Tuesday, May 20, 2008
I went to this conference in 2006—just for one day, just to see what it was all about and how different things were between a wee graduate conference (of the type I had been to) and a conference consisting of major scholars in my field. What I found in 2006 was that people were nice, speakers were smart (and sometimes funny), and people at all levels (grad students, junior faculty, senior faculty) were sometimes nervous and self-conscious. In other words, I didn't learn anything new about the profession or about people, but I had a lot of suspicions confirmed—namely, that people are human and the only thing keeping me from giving my own presentation was an interesting thought or two of my own. Nothing I couldn't overcome.
Now, two years later, I have original and interesting thoughts of my own. However, I couldn't get my shit together in early January and submit an abstract of anything for consideration, so I'm not presenting anything of my own. But I am presenting.
Make that "reading"...I'm pinch-hitting for someone who can't make it to her panel. I will read her paper at the first panel on the first day of the conference. It's a favor, and if academics are anything like business (or life itself, I suppose), favors are always good things to do.
I am not really nervous about it, despite the fact that the paper is full of hifalutin' language that I read more than I hear (let alone speak), and despite the fact that the subject is not something in which I am well-versed (or even minimally versed), and despite the fact that the person I am standing in for is a major player in that particular area.
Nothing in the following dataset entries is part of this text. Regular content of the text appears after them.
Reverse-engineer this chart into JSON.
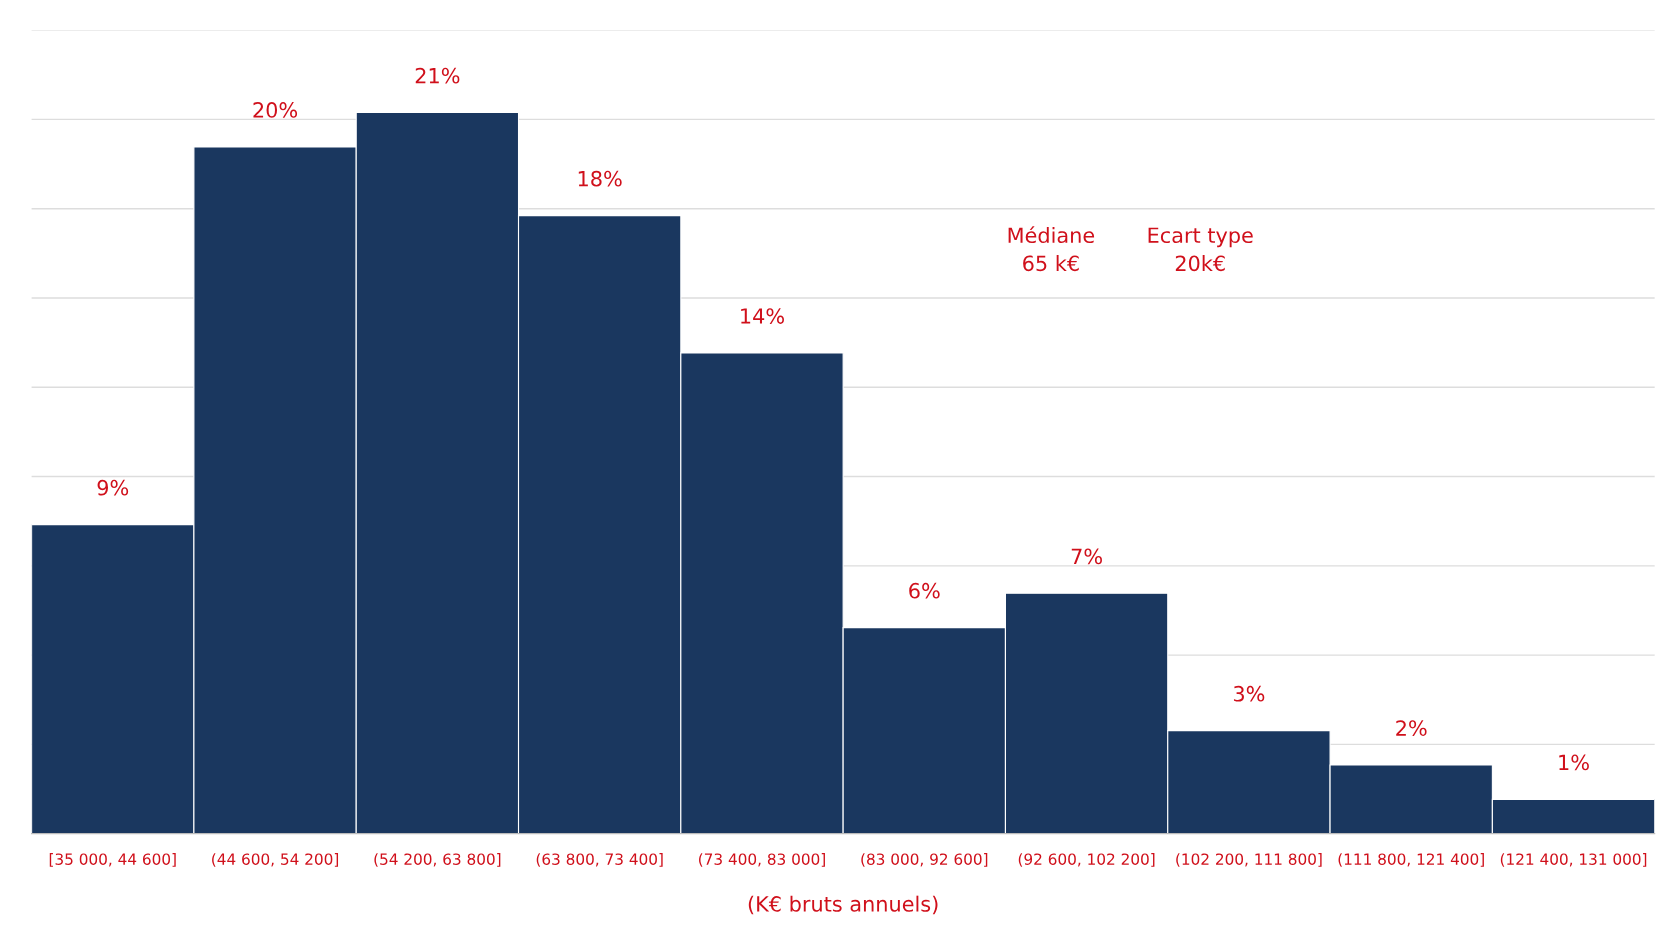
{
  "chart_data": {
    "type": "bar",
    "xlabel": "(K€ bruts annuels)",
    "categories": [
      "[35 000, 44 600]",
      "(44 600, 54 200]",
      "(54 200, 63 800]",
      "(63 800, 73 400]",
      "(73 400, 83 000]",
      "(83 000, 92 600]",
      "(92 600, 102 200]",
      "(102 200, 111 800]",
      "(111 800, 121 400]",
      "(121 400, 131 000]"
    ],
    "values": [
      9,
      20,
      21,
      18,
      14,
      6,
      7,
      3,
      2,
      1
    ],
    "value_labels": [
      "9%",
      "20%",
      "21%",
      "18%",
      "14%",
      "6%",
      "7%",
      "3%",
      "2%",
      "1%"
    ],
    "color": "#1a375f",
    "ylim": [
      0,
      23.4
    ],
    "yticks": [
      {
        "value": 0,
        "label": null
      },
      {
        "value": 2.6,
        "label": null
      },
      {
        "value": 5.2,
        "label": null
      },
      {
        "value": 7.8,
        "label": null
      },
      {
        "value": 10.4,
        "label": null
      },
      {
        "value": 13,
        "label": null
      },
      {
        "value": 15.6,
        "label": null
      },
      {
        "value": 18.2,
        "label": null
      },
      {
        "value": 20.8,
        "label": null
      },
      {
        "value": 23.4,
        "label": null
      }
    ],
    "tick_labels": "x",
    "grid": "y",
    "annotations": [
      "Médiane\n65 k€",
      "Ecart type\n20k€"
    ]
  }
}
Of course, now I'm nervous about not being nervous.
To do this favor, I'm flying in a day earlier than planned, which means that I'll pick up my buddy Michelle from the airport the next day. Like true literature geeks, we have panels all mapped out for two others days of the conference. Some of our grad school buddies and profs are presenting and we will be supporting them by going to their panels and cheering wildly (ok, not the last part). I'm particularly interested to see what the DMC does with Edith Wharton and Aquaman...yes, from Entourage. If there's one thing I've learned in my short time here at WSU it is to trust the DMC. But still...should be interesting.
Oh and on one of the days on our trip, we're doing a particularly insane Yosemite experience. Believe me, I will report back.